Some Gore Bay council members feel alternative option should have been chosen for swing bridge replacement

Some members of Gore Bay council aren’t pleased with the Ministry of Transportation option of a double-lane swing bridge to replace the current structure.

MANITOULIN – The proposed option for replacement of the current swing bridge—a similar swing bridge, but with two lanes for traffic (instead of one)—is not supported by at least two Gore Bay municipal council representatives who feel another option should have been chosen. As well, a Gordon/Barrie Island municipal representative feels that the project needs to be completed in less than the five to 10 years. 

“The engineers, Stantec and the MTO (Ministry of Transportation) are asking for comments on the proposed plan for the swing bridge,” said Gore Bay Mayor Dan Osborne at a council meeting last week. “I know (councillor) Jack (Clark) has submitted a list of points on this issue. I think that when this whole process started and everyone provided input, they already had their decision in mind.” 

“All I want is the two lanes of traffic, I really don’t care about the rest of it,” said Councillor Kevin Woestenenk. 

“I put my comments in, my personal views, but if there is a municipal view this should be sent,” suggested Mayor Osborne. 

“It doesn’t sound like it’s going to matter,” said Councillor Ken Blodgett. 

Mayor Osborne said in the letter that he sent, “I said that they should be looking at an overhead bridge, to provide low maintenance, be more reliable, not have moving parts and traffic would never have to stop. And the design they had for this bridge option wouldn’t have affected any of the businesses in the downtown (Little Current) area. As for the views off the bridge, they were wrecked years ago with the windmills and lights being installed, but I think this is all water under the bridge, this is what they decided do to and what we will get.”

“I’m not sure a community response would hold more weight that an individual response,” said Councillor Clark.

Councillor Clark told the Recorder after the meeting, “basically I disagree with the option that has been chosen because it will still restrict marine traffic and road traffic. And the biggest thing is that what is being proposed would mean another mechanical bridge, which means the potential is still there for it to break down and get stuck in the middle.”
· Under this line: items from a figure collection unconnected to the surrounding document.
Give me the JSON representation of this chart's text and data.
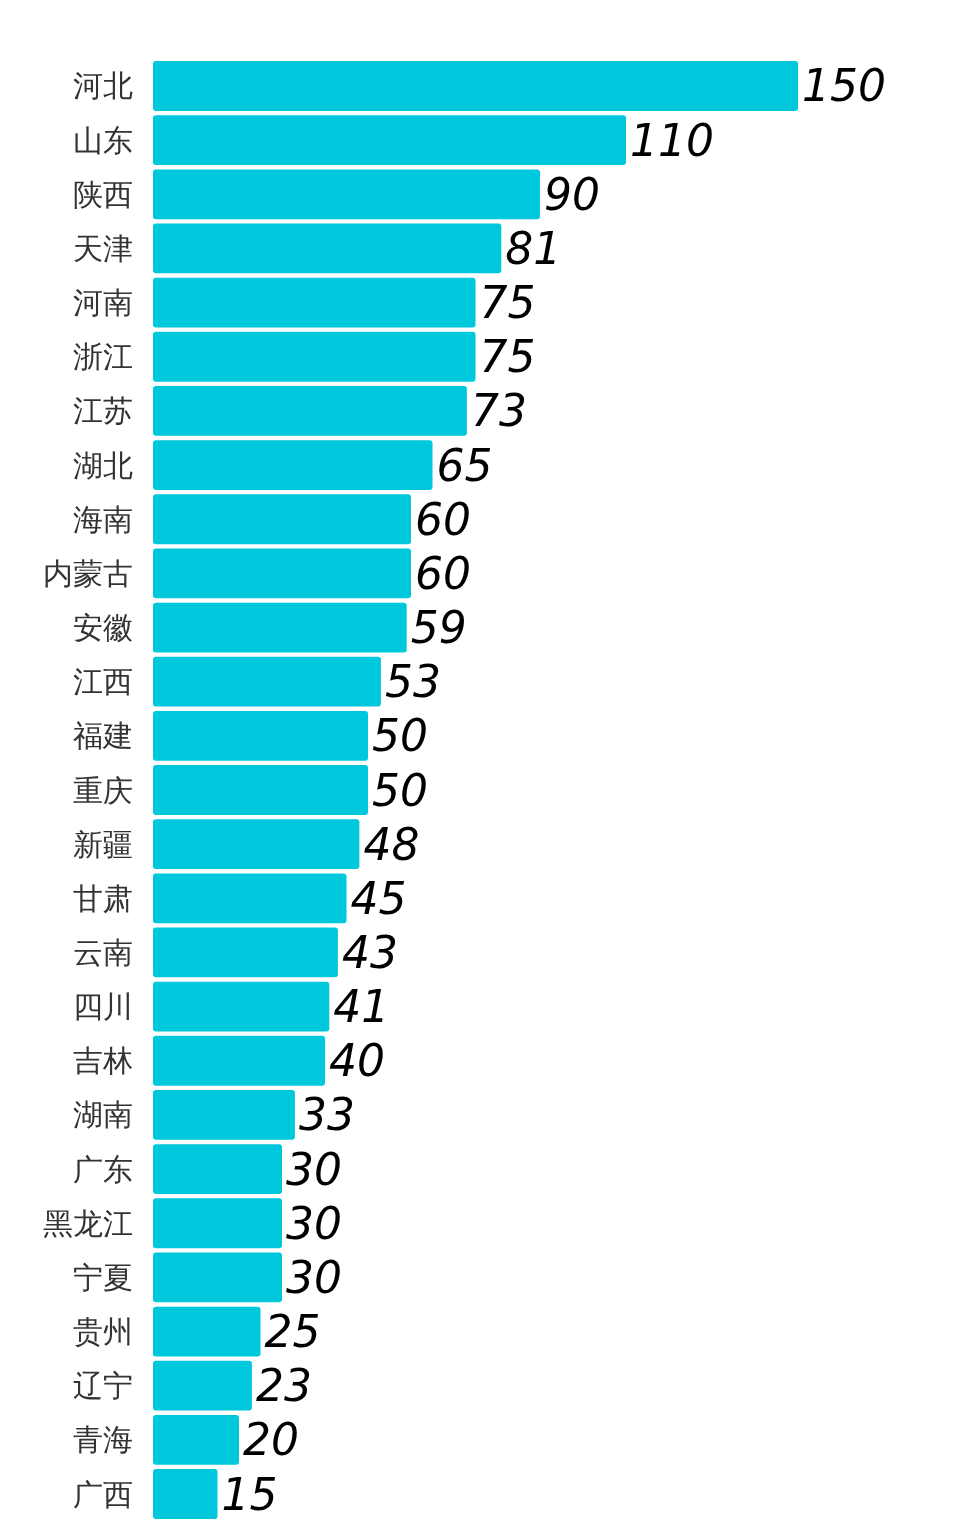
{
  "chart_data": {
    "type": "bar",
    "orientation": "horizontal",
    "data_labels": true,
    "color": "#00c8dc",
    "categories": [
      "河北",
      "山东",
      "陕西",
      "天津",
      "河南",
      "浙江",
      "江苏",
      "湖北",
      "海南",
      "内蒙古",
      "安徽",
      "江西",
      "福建",
      "重庆",
      "新疆",
      "甘肃",
      "云南",
      "四川",
      "吉林",
      "湖南",
      "广东",
      "黑龙江",
      "宁夏",
      "贵州",
      "辽宁",
      "青海",
      "广西"
    ],
    "values": [
      150,
      110,
      90,
      81,
      75,
      75,
      73,
      65,
      60,
      60,
      59,
      53,
      50,
      50,
      48,
      45,
      43,
      41,
      40,
      33,
      30,
      30,
      30,
      25,
      23,
      20,
      15
    ]
  }
}
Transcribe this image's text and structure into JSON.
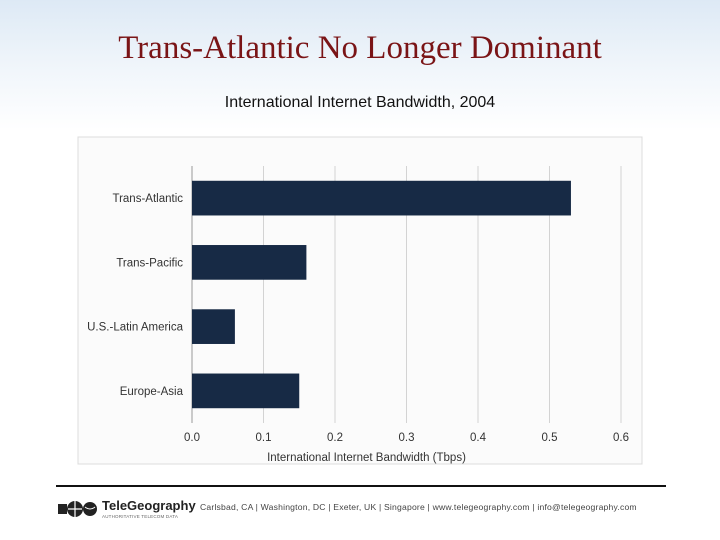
{
  "slide": {
    "title": "Trans-Atlantic No Longer Dominant",
    "subtitle": "International Internet Bandwidth, 2004"
  },
  "chart_data": {
    "type": "bar",
    "orientation": "horizontal",
    "categories": [
      "Trans-Atlantic",
      "Trans-Pacific",
      "U.S.-Latin America",
      "Europe-Asia"
    ],
    "values": [
      0.53,
      0.16,
      0.06,
      0.15
    ],
    "xlabel": "International Internet Bandwidth (Tbps)",
    "xlim": [
      0,
      0.6
    ],
    "xticks": [
      "0.0",
      "0.1",
      "0.2",
      "0.3",
      "0.4",
      "0.5",
      "0.6"
    ],
    "grid": true,
    "bar_color": "#172a45"
  },
  "footer": {
    "logo_name": "TeleGeography",
    "logo_tagline": "AUTHORITATIVE TELECOM DATA",
    "contact": "Carlsbad, CA | Washington, DC | Exeter, UK | Singapore | www.telegeography.com | info@telegeography.com"
  }
}
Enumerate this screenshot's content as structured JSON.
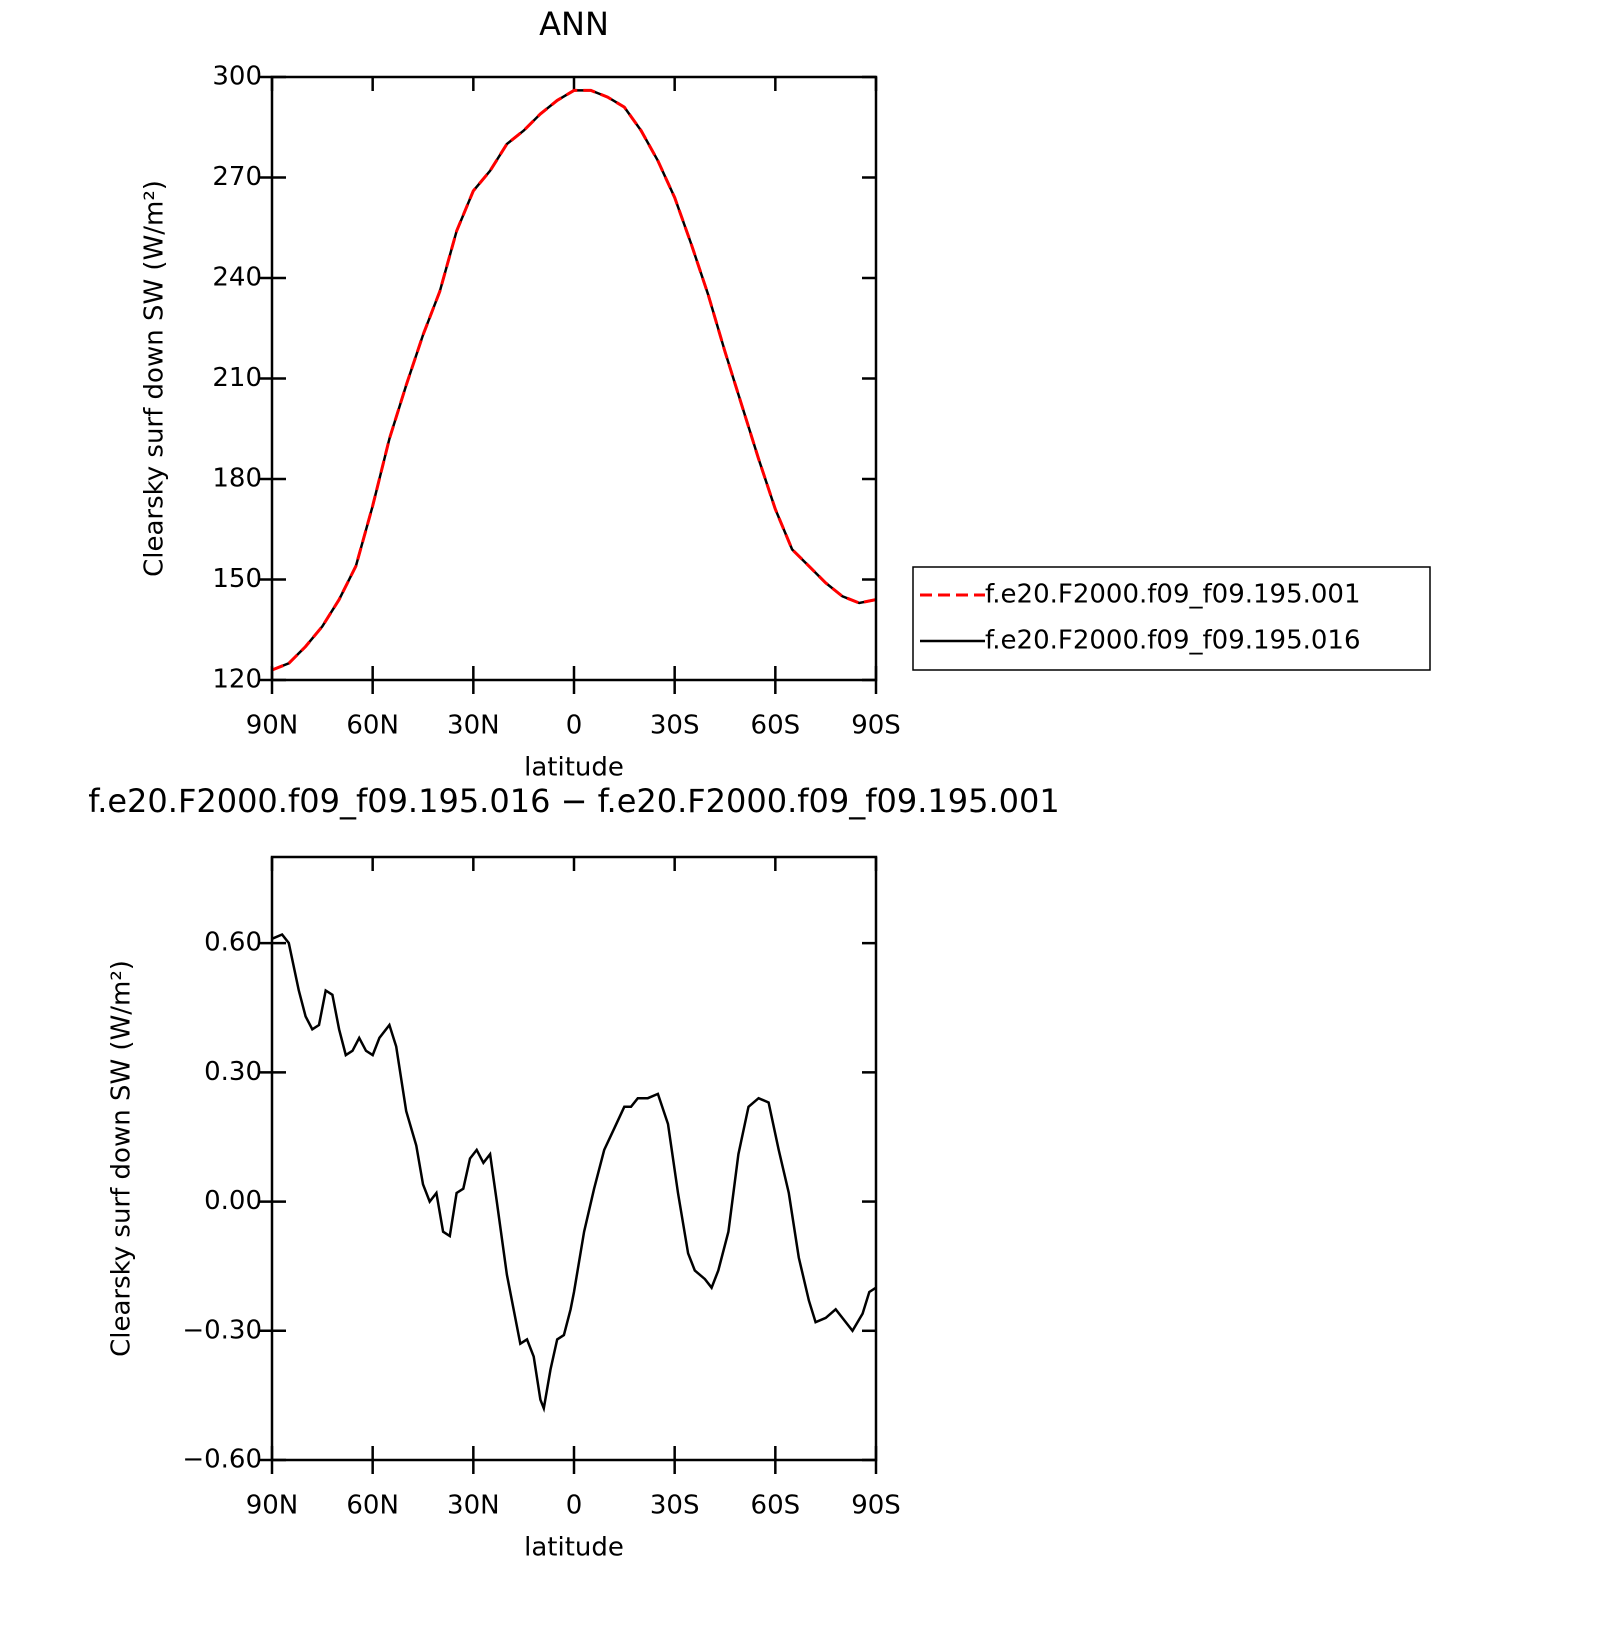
{
  "chart_data": [
    {
      "type": "line",
      "title": "ANN",
      "xlabel": "latitude",
      "ylabel": "Clearsky surf down SW (W/m²)",
      "x": [
        90,
        85,
        80,
        75,
        70,
        65,
        60,
        55,
        50,
        45,
        40,
        35,
        30,
        25,
        20,
        15,
        10,
        5,
        0,
        -5,
        -10,
        -15,
        -20,
        -25,
        -30,
        -35,
        -40,
        -45,
        -50,
        -55,
        -60,
        -65,
        -70,
        -75,
        -80,
        -85,
        -90
      ],
      "series": [
        {
          "name": "f.e20.F2000.f09_f09.195.001",
          "color": "#ff0000",
          "dash": true,
          "values": [
            123,
            125,
            130,
            136,
            144,
            154,
            172,
            192,
            208,
            223,
            236,
            254,
            266,
            272,
            280,
            284,
            289,
            293,
            296,
            296,
            294,
            291,
            284,
            275,
            264,
            250,
            235,
            218,
            202,
            186,
            171,
            159,
            154,
            149,
            145,
            143,
            144
          ]
        },
        {
          "name": "f.e20.F2000.f09_f09.195.016",
          "color": "#000000",
          "dash": false,
          "values": [
            123,
            125,
            130,
            136,
            144,
            154,
            172,
            192,
            208,
            223,
            236,
            254,
            266,
            272,
            280,
            284,
            289,
            293,
            296,
            296,
            294,
            291,
            284,
            275,
            264,
            250,
            235,
            218,
            202,
            186,
            171,
            159,
            154,
            149,
            145,
            143,
            144
          ]
        }
      ],
      "xlim": [
        90,
        -90
      ],
      "xticks": [
        {
          "value": 90,
          "label": "90N"
        },
        {
          "value": 60,
          "label": "60N"
        },
        {
          "value": 30,
          "label": "30N"
        },
        0,
        {
          "value": -30,
          "label": "30S"
        },
        {
          "value": -60,
          "label": "60S"
        },
        {
          "value": -90,
          "label": "90S"
        }
      ],
      "ylim": [
        120,
        300
      ],
      "yticks": [
        120,
        150,
        180,
        210,
        240,
        270,
        300
      ],
      "legend": "right"
    },
    {
      "type": "line",
      "title": "f.e20.F2000.f09_f09.195.016 − f.e20.F2000.f09_f09.195.001",
      "xlabel": "latitude",
      "ylabel": "Clearsky surf down SW (W/m²)",
      "x": [
        90,
        87,
        85,
        82,
        80,
        78,
        76,
        74,
        72,
        70,
        68,
        66,
        64,
        62,
        60,
        58,
        55,
        53,
        50,
        47,
        45,
        43,
        41,
        39,
        37,
        35,
        33,
        31,
        29,
        27,
        25,
        23,
        20,
        18,
        16,
        14,
        12,
        10,
        9,
        7,
        5,
        3,
        1,
        0,
        -3,
        -6,
        -9,
        -12,
        -15,
        -17,
        -19,
        -22,
        -25,
        -28,
        -31,
        -34,
        -36,
        -39,
        -41,
        -43,
        -46,
        -49,
        -52,
        -55,
        -58,
        -61,
        -64,
        -67,
        -70,
        -72,
        -75,
        -78,
        -80,
        -83,
        -86,
        -88,
        -90
      ],
      "values": [
        0.61,
        0.62,
        0.6,
        0.49,
        0.43,
        0.4,
        0.41,
        0.49,
        0.48,
        0.4,
        0.34,
        0.35,
        0.38,
        0.35,
        0.34,
        0.38,
        0.41,
        0.36,
        0.21,
        0.13,
        0.04,
        0.0,
        0.02,
        -0.07,
        -0.08,
        0.02,
        0.03,
        0.1,
        0.12,
        0.09,
        0.11,
        0.0,
        -0.17,
        -0.25,
        -0.33,
        -0.32,
        -0.36,
        -0.46,
        -0.48,
        -0.39,
        -0.32,
        -0.31,
        -0.25,
        -0.21,
        -0.07,
        0.03,
        0.12,
        0.17,
        0.22,
        0.22,
        0.24,
        0.24,
        0.25,
        0.18,
        0.02,
        -0.12,
        -0.16,
        -0.18,
        -0.2,
        -0.16,
        -0.07,
        0.11,
        0.22,
        0.24,
        0.23,
        0.12,
        0.02,
        -0.13,
        -0.23,
        -0.28,
        -0.27,
        -0.25,
        -0.27,
        -0.3,
        -0.26,
        -0.21,
        -0.2
      ],
      "color": "#000000",
      "xlim": [
        90,
        -90
      ],
      "xticks": [
        {
          "value": 90,
          "label": "90N"
        },
        {
          "value": 60,
          "label": "60N"
        },
        {
          "value": 30,
          "label": "30N"
        },
        0,
        {
          "value": -30,
          "label": "30S"
        },
        {
          "value": -60,
          "label": "60S"
        },
        {
          "value": -90,
          "label": "90S"
        }
      ],
      "ylim": [
        -0.6,
        0.8
      ],
      "yticks": [
        {
          "value": -0.6,
          "label": "−0.60"
        },
        {
          "value": -0.3,
          "label": "−0.30"
        },
        {
          "value": 0,
          "label": "0.00"
        },
        {
          "value": 0.3,
          "label": "0.30"
        },
        {
          "value": 0.6,
          "label": "0.60"
        }
      ]
    }
  ]
}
“I have read that it could take as many as 10 years to complete the bridge. This is too long,” stated Lee Hayden, reeve of Gordon/Barrie Island, last week. “This project needs to get to the forefront, and we need to get everyone on the Island and off-Island to put pressure on the engineers and the province to get this done.” 

“We can’t wait 10 years, we have been waiting long enough, and with the current bridge we are on borrowed time (with potential breakdowns),” said Reeve Hayden.

Stantec engineer Gregg Cooke told council for the Town of Northeastern Manitoulin and the Islands recently that it is expected the construction of a new bridge could take anywhere between five to 10 years to complete due to ongoing consultations and studies.
The next step in the project in replacing the swing bridge is to complete an environmental assessment study, then getting environmental clearance followed by the MTO laying out a construction schedule.

“The option chosen to have a two-lane bridge will be a plus to what we have right now,” continued Reeve Hayden. “I can understand they looked at the costs of all the options as well.” 

“I’m in favour of the option that has been chosen. I think it’s going to satisfy the majority of the people and meet the needs of the Island.”

Reeve Hayden said one thing he would like to see changed, “is for them to revisit the opening times for boating traffic going under through the swing bridge. I see the need being there for boaters, but it is an inconvenience to have the bridge opened on the hour in the summer for boats to get through. When the bridge was down for repairs it was only opened two or three times a day. I think this should be revisited and looked at permanently.”

Members of the public have until April 30 to review and provide feedback on the proposal chosen by the MTO.